Barbara Lowther Shipman, senior associate librarian, University Library, Aug. 2, 2018. Shipman received her Bachelor of Science and Master of Arts in Library Science degrees from U-M in 1974 and 1977, respectively. She joined the U-M faculty in 1979. She held a number of leadership roles at the Taubman Health Sciences Library, including head of library collections. Shipman supervised and trained librarians for online searching as well as developed and maintained quality standards during a time when the library was emerging as a digital literature resource leader. She played a key role in the implementation of UM-MEDLINE, which provides free access for faculty, students and staff to the premier scholarly database in the biomedical sciences. Shipman also developed the information management skills of thousands of U-M community members and served as an adjunct lecturer in the School of Information and Library Studies. The Medical Library Association recently recognized one of Shipman’s publications with the 2018 Ida and George Eliot Prize.
Gary R. Solon, professor of economics, LSA; and faculty associate, Institute for Social Research’s Survey Research Center, May 31, 2007. Solon received a Bachelor of Arts degree from Harvard University in 1975 and his Ph.D. from Princeton University in 1983. He joined the U-M faculty in 1983 and was chair of the Department of Economics from 1999-2003. Solon was an expert in labor economics and applied econometrics. His research focused on the persistence of earnings across time — both within the earnings history of individual workers and across generations within families. Solon was also an outstanding teacher and adviser. He received multiple awards for classroom teaching and was an important mentor to many students.

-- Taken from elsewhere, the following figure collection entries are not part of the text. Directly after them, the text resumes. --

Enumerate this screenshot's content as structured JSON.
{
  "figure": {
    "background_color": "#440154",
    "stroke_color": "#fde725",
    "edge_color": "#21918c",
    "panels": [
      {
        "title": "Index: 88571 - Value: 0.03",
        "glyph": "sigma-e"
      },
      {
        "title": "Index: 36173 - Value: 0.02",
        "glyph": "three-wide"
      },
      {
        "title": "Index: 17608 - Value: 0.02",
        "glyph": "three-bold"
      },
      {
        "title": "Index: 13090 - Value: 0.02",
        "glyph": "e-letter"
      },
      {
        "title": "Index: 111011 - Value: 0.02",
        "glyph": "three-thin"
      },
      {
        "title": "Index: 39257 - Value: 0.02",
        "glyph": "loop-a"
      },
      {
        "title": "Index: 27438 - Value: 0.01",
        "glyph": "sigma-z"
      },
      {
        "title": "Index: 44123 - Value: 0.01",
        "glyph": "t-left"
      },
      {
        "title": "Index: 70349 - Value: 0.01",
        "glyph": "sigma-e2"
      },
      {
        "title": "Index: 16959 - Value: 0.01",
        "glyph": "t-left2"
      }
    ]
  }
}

Levi T. Thompson, Richard E. Balzhiser Collegiate Professor of Chemical Engineering, professor of chemical engineering, professor of mechanical engineering, director of the Hydrogen Energy Technology Laboratory, and director of the Michigan Louis Stokes Alliance for Minority Participation in the College of Engineering, Sept. 30, 2018. Thompson received his Bachelor in Chemical Engineering degree in 1981 from the University of Delaware. He received a Master of Science in Engineering degree in 1982, a second Master of Science in Engineering degree in 1986 and a Ph.D. in 1986 from U-M. He joined the U-M faculty in 1988. Thompson is a pre-eminent scholar in the areas of nanostructured catalytic materials and energy storage. He received many awards, including the NSF Presidential Young Investigator Award. Thompson co-founded T/J Technologies, Inc. and founded Inmatech Inc. Thompson has served on several bodies, including the Chemical Sciences Roundtable of the National Academies of Sciences, Engineering, and Medicine and the Chemical Technology Operating Council of the American Institute of Chemical Engineers.